= Knowledge space =

Concept in education theory

In mathematical psychology and education theory, a knowledge space is a combinatorial structure used to formulate mathematical models describing the progression of a human learner. Knowledge spaces were introduced in 1985 by Jean-Paul Doignon and Jean-Claude Falmagne, and remain in extensive use in the education theory. Modern applications include two computerized tutoring systems, ALEKS and the defunct RATH.

Formally, a knowledge space assumes that a domain of knowledge is a collection of concepts or skills, each of which must be eventually mastered. Not all concepts are interchangeable; some require other concepts as prerequisites. Conversely, competency at one skill may ease the acquisition of another through similarity. A knowledge space marks out which collections of skills are feasible: they can be learned without mastering any other skills.
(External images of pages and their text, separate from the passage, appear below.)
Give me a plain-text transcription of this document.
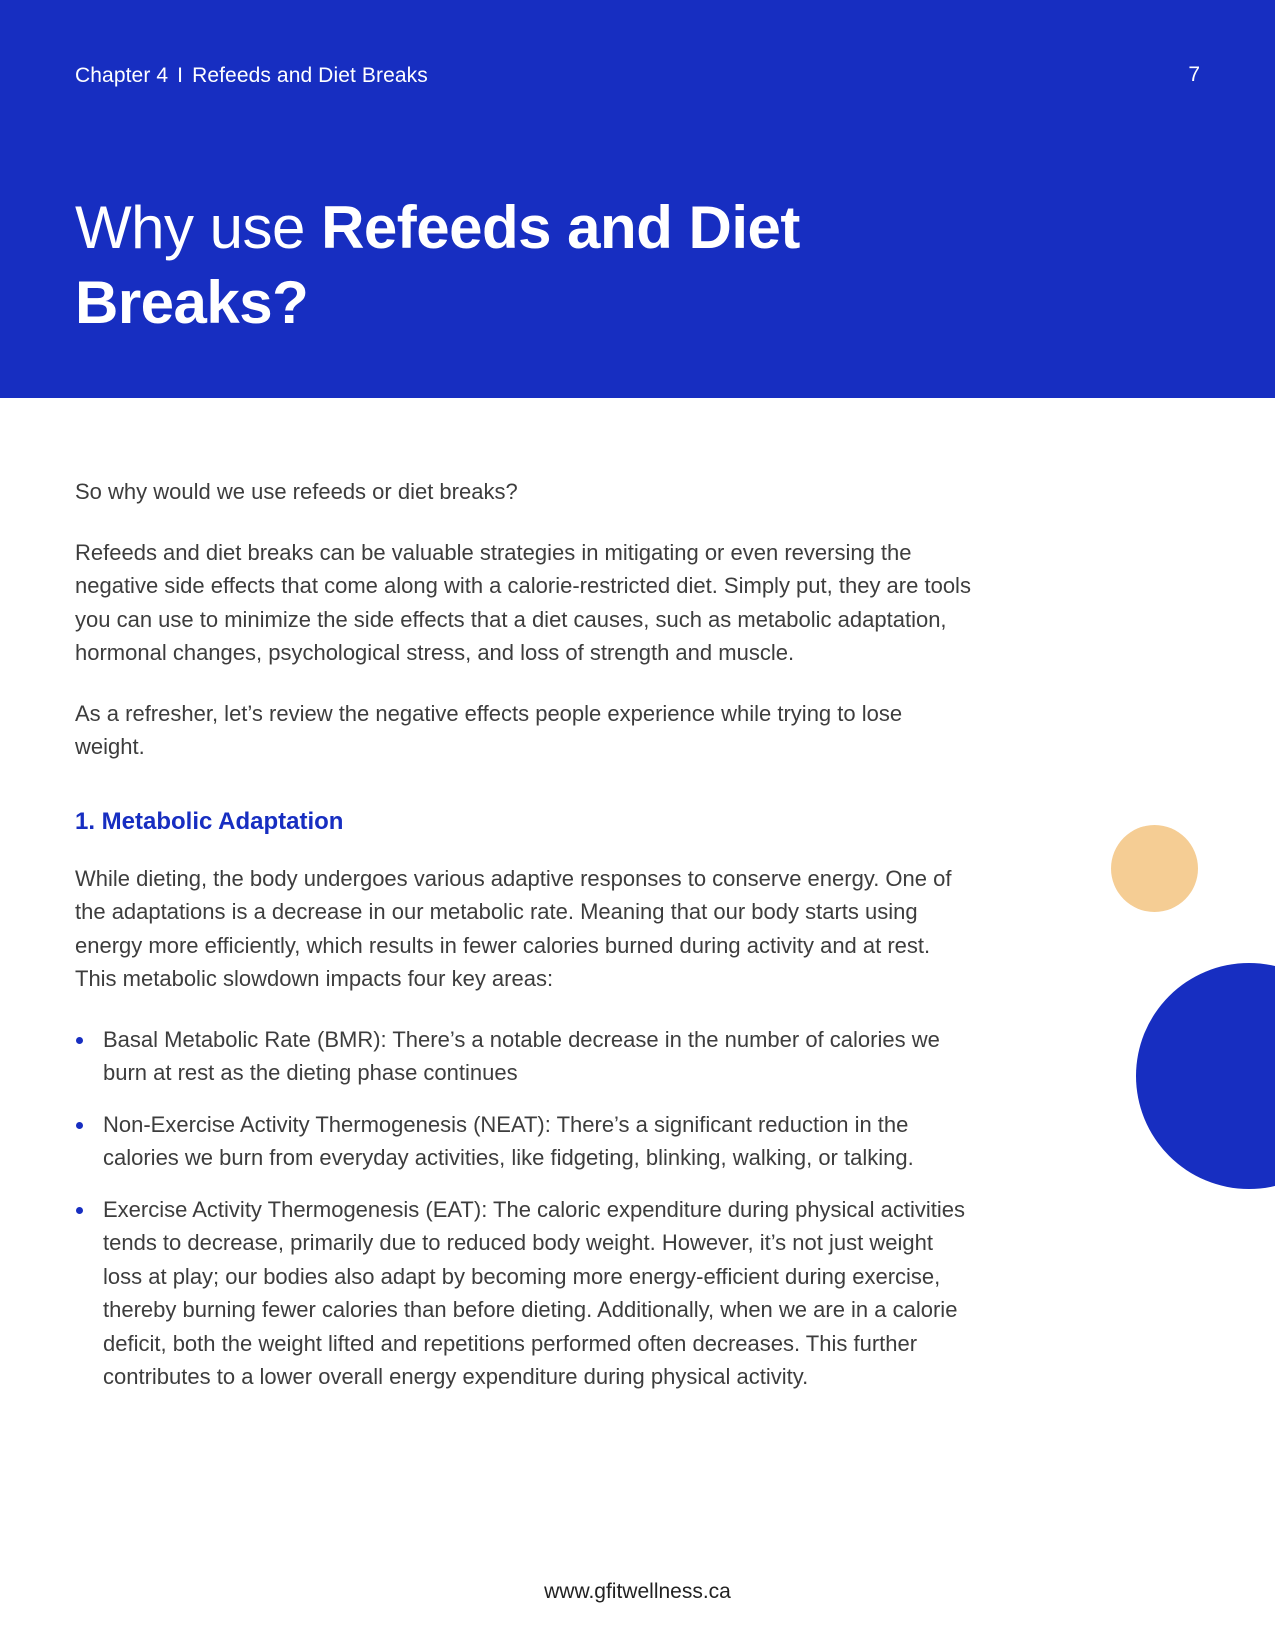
Chapter 4 I Refeeds and Diet Breaks	7
Why use Refeeds and Diet Breaks?

So why would we use refeeds or diet breaks?

Refeeds and diet breaks can be valuable strategies in mitigating or even reversing the negative side effects that come along with a calorie-restricted diet. Simply put, they are tools you can use to minimize the side effects that a diet causes, such as metabolic adaptation, hormonal changes, psychological stress, and loss of strength and muscle.

As a refresher, let’s review the negative effects people experience while trying to lose weight.

1. Metabolic Adaptation

While dieting, the body undergoes various adaptive responses to conserve energy. One of the adaptations is a decrease in our metabolic rate. Meaning that our body starts using energy more efficiently, which results in fewer calories burned during activity and at rest. This metabolic slowdown impacts four key areas:

Basal Metabolic Rate (BMR): There’s a notable decrease in the number of calories we burn at rest as the dieting phase continues
Non-Exercise Activity Thermogenesis (NEAT): There’s a significant reduction in the calories we burn from everyday activities, like fidgeting, blinking, walking, or talking.
Exercise Activity Thermogenesis (EAT): The caloric expenditure during physical activities tends to decrease, primarily due to reduced body weight. However, it’s not just weight loss at play; our bodies also adapt by becoming more energy-efficient during exercise, thereby burning fewer calories than before dieting. Additionally, when we are in a calorie deficit, both the weight lifted and repetitions performed often decreases. This further contributes to a lower overall energy expenditure during physical activity.
www.gfitwellness.ca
Under reasonable assumptions, the collection of feasible competencies forms the mathematical structure known as an antimatroid.

Researchers and educators usually explore the structure of a discipline's knowledge space as a latent class model.

==Motivation==
Knowledge Space Theory attempts to address shortcomings of standardized testing when used in educational psychometry. Common tests, such as the SAT and ACT, compress a student's knowledge into a very small range of ordinal ranks, in the process effacing the conceptual dependencies between questions. Consequently, the tests cannot distinguish between true understanding and guesses, nor can they identify a student's particular weaknesses, only the general proportion of skills mastered. The goal of knowledge space theory is to provide a language by which exams can communicate
- What the student can do and
- What the student is ready to learn.

== Model structure ==
Knowledge Space Theory-based models presume that an educational subject S can be modeled as a finite set Q of concepts, skills, or topics. Each feasible state of knowledge about S is then a subset of Q; the set of all such feasible states is K. The precise term for the information (Q, K) depends on the extent to which K satisfies certain axioms:

- A knowledge structure assumes that K contains the empty set (a student may know nothing about S) and Q itself (a student may have fully mastered S).
- A knowledge space is a knowledge structure that is closed under set union: if, for each topic, there is an expert in a class on that topic, then it is possible, with enough time and effort, for each student in the class to become an expert on all those topics simultaneously.
- A quasi-ordinal knowledge space is a knowledge space that is also closed under set intersection: if student a knows topics A and B; and student c knows topics B and C; then it is possible for another student b to know only topic B.
- A well-graded knowledge space or learning space is a knowledge space satisfying the following axiom: If S∈K, then there exists x∈S such that S\{x}∈K In educational terms, any feasible body of knowledge can be learned one concept at a time.

=== Prerequisite partial order ===
The more contentful axioms associated with quasi-ordinal and well-graded knowledge spaces each imply that the knowledge space forms a well-understood (and heavily studied) mathematical structure:

- A quasi-ordinal knowledge space can be associated with a distributive lattice under set union and set intersection. The name "quasi-ordinal" arises from Birkhoff's representation theorem, which explains that distributive lattices uniquely correspond to partial orders.
- A well-graded knowledge space is an antimatroid, a type of mathematical structure that describes certain problems solvable with a greedy algorithm.
In either case, the mathematical structure implies that set inclusion defines partial order on K, interpretable as an educational prerequirement: if a(⪯)b in this partial order, then a must be learned before b.

=== Inner and outer fringe ===
The prerequisite partial order does not uniquely identify a curriculum; some concepts may lead to a variety of other possible topics. But the covering relation associated with the prerequisite partial does control curricular structure: if students know a before a lesson and b immediately after, then b must cover a in the partial order. In such a circumstance, the new topics covered between a and b constitute the outer fringe of a ("what the student was ready to learn") and the inner fringe of b ("what the student just learned").

==Construction of knowledge spaces==
In practice, there exist several methods to construct knowledge spaces. The most frequently used method is querying experts. There exist several querying algorithms that allow one or several experts to construct a knowledge space by answering a sequence of simple questions.

Another method is to construct the knowledge space by explorative data analysis (for example by item tree analysis) from data. A third method is to derive the knowledge space from an analysis of the problem solving processes in the corresponding domain.